Diese vier Musiker zogen 1969 nach Paris, wo sie fortan als Art Ensemble Of Chicago eine feste Gruppe bildeten und zu vielen Auftritten und Aufnahmen kamen. Das Art Ensemble wurde eine der langlebiges und wichtiges Gruppe der Black Music. Das Ur-Quartett wurde noch in Paris mit Don Moye (dm, div perc) zum Quintett erweitert.
1972 kehrte das Ensemble nach Chicago zurück. Weitere Aufnahmen machte Lester Bowie damals mit Archie Shepp, Melvin Jackson, Sunny Murray, Alan Silva, Jimmy Lyons, Mor Thiam, Frank Lowe, Fela Kuti, Jack DeJohnette und anderen. Ab Mitte der 1970er Jahre spielte Lester Bowie eine Reihe von weiteren Aufnahmen unter eigenem Namen ein.
Für "Fast Last!" (Muse, 1974) holte er John Stubblefield (ts), Julius Hemphill (as), Joseph Bowie (tb), John Hicks (p), Cecil McBee (b) sowie Charles Bobo Shaw, Jerome Cooper oder Phillip Wilson (dm) ins Studio. Diese Aufnahmen wurden später unter dem Titel "Hello Dolly" (Muse, 1987) noch einmal auf den Markt gebracht.
Auf "Rope-A-Dope" (Muse, 1976) war Lester Bowie in Begleitung des Art Ensembles-Rhythmusduos Malachi Favors (b) und Don Moye (dm, perc) zu hören. Dazu kamen sein Bruder Joseph Bowie (tb), Charles Bobo Shaw als zweiter Schlagzeuger und in einem Track Raymond Cheng (vio).
Für "The 5th Power" (Black Saint, 1978) holte er Arthur Blythe (as), Amina Claudine Myers (p, vcl), Malachi Favors (b) und Phillip Wilson (dm) ins Studio.In der selben Besetzung entstand für ein anderes italienisches Label die Doppel-LP "African Children" (Horo, 1978). Mit Wilson nahm Bowie die Duo-LP "Duet" (Improvising Artists Inc., 1978) auf, die auf dem Label von Paul Bley erschien.
In den frühen 1980er Jahren zog Bowie nach Brooklyn, New York City.
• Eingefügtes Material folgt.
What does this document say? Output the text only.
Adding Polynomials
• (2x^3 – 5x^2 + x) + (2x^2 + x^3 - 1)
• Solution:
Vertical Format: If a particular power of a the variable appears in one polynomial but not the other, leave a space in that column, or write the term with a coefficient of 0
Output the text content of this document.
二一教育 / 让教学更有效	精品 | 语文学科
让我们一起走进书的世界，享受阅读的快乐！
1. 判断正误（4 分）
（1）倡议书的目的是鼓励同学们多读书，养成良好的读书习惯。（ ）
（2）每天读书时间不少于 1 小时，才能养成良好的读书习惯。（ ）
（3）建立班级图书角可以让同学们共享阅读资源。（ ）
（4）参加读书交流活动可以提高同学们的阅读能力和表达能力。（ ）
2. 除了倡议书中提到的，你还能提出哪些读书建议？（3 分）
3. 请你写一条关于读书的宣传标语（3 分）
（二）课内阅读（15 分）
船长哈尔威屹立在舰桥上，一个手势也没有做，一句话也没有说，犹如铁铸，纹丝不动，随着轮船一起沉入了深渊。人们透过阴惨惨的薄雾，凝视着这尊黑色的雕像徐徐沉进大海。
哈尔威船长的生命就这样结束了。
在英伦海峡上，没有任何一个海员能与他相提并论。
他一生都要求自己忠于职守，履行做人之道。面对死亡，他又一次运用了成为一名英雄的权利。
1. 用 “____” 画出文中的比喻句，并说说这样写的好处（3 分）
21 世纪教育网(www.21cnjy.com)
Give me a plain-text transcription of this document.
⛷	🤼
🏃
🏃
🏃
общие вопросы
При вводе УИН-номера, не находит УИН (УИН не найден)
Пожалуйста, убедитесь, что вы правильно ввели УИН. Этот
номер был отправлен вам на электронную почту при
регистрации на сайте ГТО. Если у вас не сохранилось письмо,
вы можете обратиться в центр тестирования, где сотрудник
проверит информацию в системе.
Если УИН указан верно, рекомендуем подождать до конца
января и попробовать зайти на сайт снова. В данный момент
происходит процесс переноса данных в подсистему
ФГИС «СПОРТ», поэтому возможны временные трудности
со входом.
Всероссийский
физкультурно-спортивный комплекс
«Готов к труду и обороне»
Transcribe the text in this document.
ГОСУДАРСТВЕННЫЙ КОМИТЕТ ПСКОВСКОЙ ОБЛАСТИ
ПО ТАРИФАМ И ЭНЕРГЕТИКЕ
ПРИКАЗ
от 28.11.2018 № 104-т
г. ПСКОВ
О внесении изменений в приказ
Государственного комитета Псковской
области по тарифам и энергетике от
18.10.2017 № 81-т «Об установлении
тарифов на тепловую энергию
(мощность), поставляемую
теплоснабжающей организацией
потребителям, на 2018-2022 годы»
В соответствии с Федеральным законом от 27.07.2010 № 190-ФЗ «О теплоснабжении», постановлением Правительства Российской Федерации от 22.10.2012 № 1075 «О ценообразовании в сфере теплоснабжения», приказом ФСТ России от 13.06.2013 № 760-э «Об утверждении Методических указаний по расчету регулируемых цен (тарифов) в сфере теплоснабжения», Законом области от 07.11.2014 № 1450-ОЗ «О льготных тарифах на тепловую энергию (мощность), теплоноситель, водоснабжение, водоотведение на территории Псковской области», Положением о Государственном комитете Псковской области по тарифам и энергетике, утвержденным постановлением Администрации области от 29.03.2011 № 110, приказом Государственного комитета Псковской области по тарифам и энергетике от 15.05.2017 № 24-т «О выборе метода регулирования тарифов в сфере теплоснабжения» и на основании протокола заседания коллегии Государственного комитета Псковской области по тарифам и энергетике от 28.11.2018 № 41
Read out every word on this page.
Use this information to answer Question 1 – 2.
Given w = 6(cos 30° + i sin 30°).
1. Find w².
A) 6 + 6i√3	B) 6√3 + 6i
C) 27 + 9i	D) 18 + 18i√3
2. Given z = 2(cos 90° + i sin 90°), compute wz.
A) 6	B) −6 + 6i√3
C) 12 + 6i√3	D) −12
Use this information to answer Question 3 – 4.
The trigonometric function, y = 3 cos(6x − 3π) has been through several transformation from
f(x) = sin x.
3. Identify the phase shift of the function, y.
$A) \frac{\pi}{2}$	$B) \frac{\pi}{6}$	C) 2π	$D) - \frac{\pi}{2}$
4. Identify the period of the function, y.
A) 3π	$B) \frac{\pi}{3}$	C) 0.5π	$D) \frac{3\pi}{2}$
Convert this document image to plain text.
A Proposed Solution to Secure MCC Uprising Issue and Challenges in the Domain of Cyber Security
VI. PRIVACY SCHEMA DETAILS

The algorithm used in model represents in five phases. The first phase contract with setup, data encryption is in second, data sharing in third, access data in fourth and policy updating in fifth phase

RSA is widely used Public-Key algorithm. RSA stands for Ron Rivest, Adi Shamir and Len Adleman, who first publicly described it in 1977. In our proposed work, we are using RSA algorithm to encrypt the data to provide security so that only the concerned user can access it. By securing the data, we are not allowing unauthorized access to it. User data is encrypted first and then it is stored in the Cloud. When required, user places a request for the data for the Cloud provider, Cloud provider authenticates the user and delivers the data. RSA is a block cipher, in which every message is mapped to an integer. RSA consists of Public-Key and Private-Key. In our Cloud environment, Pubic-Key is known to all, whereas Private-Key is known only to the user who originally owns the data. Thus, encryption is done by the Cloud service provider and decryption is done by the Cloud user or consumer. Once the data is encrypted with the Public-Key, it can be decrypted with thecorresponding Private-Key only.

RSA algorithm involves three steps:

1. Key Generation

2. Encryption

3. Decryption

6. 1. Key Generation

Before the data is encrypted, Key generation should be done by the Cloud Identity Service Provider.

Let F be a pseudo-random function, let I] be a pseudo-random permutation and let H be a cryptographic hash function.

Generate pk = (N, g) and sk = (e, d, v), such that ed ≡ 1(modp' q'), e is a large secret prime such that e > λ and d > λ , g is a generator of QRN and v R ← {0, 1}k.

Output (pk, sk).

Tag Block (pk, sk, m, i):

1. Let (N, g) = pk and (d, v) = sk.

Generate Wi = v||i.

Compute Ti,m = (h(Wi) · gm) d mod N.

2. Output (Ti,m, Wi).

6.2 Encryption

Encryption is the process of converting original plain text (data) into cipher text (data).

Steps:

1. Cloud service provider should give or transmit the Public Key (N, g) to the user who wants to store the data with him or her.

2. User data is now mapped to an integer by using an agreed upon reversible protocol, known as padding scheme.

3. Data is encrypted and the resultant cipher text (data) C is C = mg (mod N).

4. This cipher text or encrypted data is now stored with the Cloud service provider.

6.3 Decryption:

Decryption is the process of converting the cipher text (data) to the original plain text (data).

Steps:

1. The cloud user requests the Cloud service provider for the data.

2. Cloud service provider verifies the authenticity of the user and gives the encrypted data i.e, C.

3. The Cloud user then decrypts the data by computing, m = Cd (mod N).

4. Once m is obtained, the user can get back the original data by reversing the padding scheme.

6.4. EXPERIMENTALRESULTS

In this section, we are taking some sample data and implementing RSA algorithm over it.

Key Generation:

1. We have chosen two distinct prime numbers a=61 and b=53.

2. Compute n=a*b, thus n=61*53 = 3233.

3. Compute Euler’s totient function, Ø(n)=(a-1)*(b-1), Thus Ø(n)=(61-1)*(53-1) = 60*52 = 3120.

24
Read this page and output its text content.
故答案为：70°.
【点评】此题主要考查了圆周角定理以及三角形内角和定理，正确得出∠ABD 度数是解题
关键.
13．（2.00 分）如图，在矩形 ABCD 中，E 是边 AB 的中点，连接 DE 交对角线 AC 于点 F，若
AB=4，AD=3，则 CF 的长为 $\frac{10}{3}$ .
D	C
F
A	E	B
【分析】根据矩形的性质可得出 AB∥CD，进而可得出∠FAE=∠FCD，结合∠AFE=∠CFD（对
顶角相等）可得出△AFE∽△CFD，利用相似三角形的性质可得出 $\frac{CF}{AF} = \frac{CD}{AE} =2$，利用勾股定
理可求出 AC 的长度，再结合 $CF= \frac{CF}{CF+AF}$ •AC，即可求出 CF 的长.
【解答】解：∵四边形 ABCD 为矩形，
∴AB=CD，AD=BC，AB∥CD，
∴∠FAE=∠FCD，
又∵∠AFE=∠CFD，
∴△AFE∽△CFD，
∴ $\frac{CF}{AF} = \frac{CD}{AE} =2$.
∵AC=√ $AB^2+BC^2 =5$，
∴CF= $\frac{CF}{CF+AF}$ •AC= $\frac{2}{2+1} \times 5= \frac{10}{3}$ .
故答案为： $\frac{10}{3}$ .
Dort entstand das Gospel- und Blues-Projekt From The Roots To The Source mit Donald Smith (p, org), Hamiet Bluiett (bars), Fred Williams (b, e-b), Phillip Wilson (dm), Fontella Bass und David Peaston (vcl).
Von dieser Formation erschienen "From The Roots To The Source" (Soul Note, 1981), "The Great Pretender" (ECM, 1981) und "Live At The Manhattan Ocean Club" (India Navigation, 1983). Auf der Doppel-LP "All The Magic!" (ECM, 1983) und auf "Jazzbühne Berlin '82" (Repertoire, 1990) bestand das Projekt aus Ari Brown (ss, ts) an Stelle von Bluiett und aus Art Matthews (p) für Donald Smith.
Letzteres Album wurde später mit den damals noch unveröffentlichten Studioaufnahmen "Steel + Breath" von 1991 auf einer Doppel-CD (Jazzwerkstatt, 2014) (wieder) veröffentlicht. Auf "Steel + Breath" ist Lester Bowie im Trio zusammen mit William Parker (b) und Philip Wilson (dm) am Werk.
"Milan, Zurich, West Berlin, Paris: October 27, 1983 - November 1, 1983" (Transparency, 2008 bzw. 2010) hiess ein 5-CD-R/5-CD-Set mit Aufnahmen einer Black Music-Supergruppe, bestehend aus Sun Ra (p, key, vcl), Lester Bowie (tp), Don Cherry (tp, vcl), Marshall Allen (as, fl, oboe), John Gilmore (ts, vcl), Archie Shepp (ts, ss, vcl), Richard Davis (b) sowie Famoudou Don Moye und Philly Joe Jones (dm, perc).
Duoaufnahmen aus jener Zeit waren "Bugle Boy Bop" (Muse, 1983) mit Charles Bobo Shaw (dm), "Duet" (Paddle Wheel, 1985) mit Nobuyoshi Ino (b) und "Zebra" (Pan, 1986) mit Jack DeJohnette (dm). "Works" (ECM, 1988) war eine Compilation mit Tracks aus seinen "ECM"-Aufnahmen.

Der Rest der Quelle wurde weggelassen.